Un’anziana cittadina egiziana di 63 anni è stata denunciata per l’accaduto. La donna è accusata di aver avviato la trasformazione dell’immobile senza rispettare le normative in materia edilizia. Attualmente, le forze dell’ordine stanno proseguendo le indagini per individuare eventuali altri responsabili o figure coinvolte nella gestione o trasformazione del locale in un luogo di culto.
Il caso riaccende il dibattito sulla gestione delle strutture religiose abusive in città , un tema che già in passato ha suscitato diverse polemiche. Gli agenti del gruppo Casilino non sono nuovi a interventi di questo tipo: solo alcune settimane fa, infatti, avevano già riscontrato irregolarità per l’occupazione abusiva di suolo pubblico in un’altra area della zona, legata all’installazione di un ponteggio senza permesso.

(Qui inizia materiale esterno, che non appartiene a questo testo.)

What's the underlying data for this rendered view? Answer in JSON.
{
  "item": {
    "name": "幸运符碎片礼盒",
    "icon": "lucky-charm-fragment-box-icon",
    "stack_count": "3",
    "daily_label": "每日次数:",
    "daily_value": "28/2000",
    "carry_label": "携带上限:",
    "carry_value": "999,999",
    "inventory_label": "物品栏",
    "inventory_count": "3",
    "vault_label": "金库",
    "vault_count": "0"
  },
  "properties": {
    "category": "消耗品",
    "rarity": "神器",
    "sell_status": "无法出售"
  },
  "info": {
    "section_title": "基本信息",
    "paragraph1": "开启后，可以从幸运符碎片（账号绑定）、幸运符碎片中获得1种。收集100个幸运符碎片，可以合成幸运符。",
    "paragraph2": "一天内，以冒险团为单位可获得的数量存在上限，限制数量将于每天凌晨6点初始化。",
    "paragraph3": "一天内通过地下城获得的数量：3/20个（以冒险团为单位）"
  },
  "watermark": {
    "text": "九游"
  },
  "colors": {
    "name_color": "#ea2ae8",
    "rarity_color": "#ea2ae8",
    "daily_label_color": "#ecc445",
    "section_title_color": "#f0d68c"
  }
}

Federico Rocca, consigliere capitolino di Fratelli d’Italia e presidente della commissione Trasparenza, ha commentato l’accaduto sottolineando l’importanza di fare chiarezza su questa vicenda. Insieme a Fabio Piattoni, consigliere di FdI del Municipio V, ha annunciato che durante la seduta della commissione Trasparenza, già convocata, si discuterà con il dipartimento all’urbanistica e il Municipio V per fare luce su tutte le problematiche legate a questa operazione.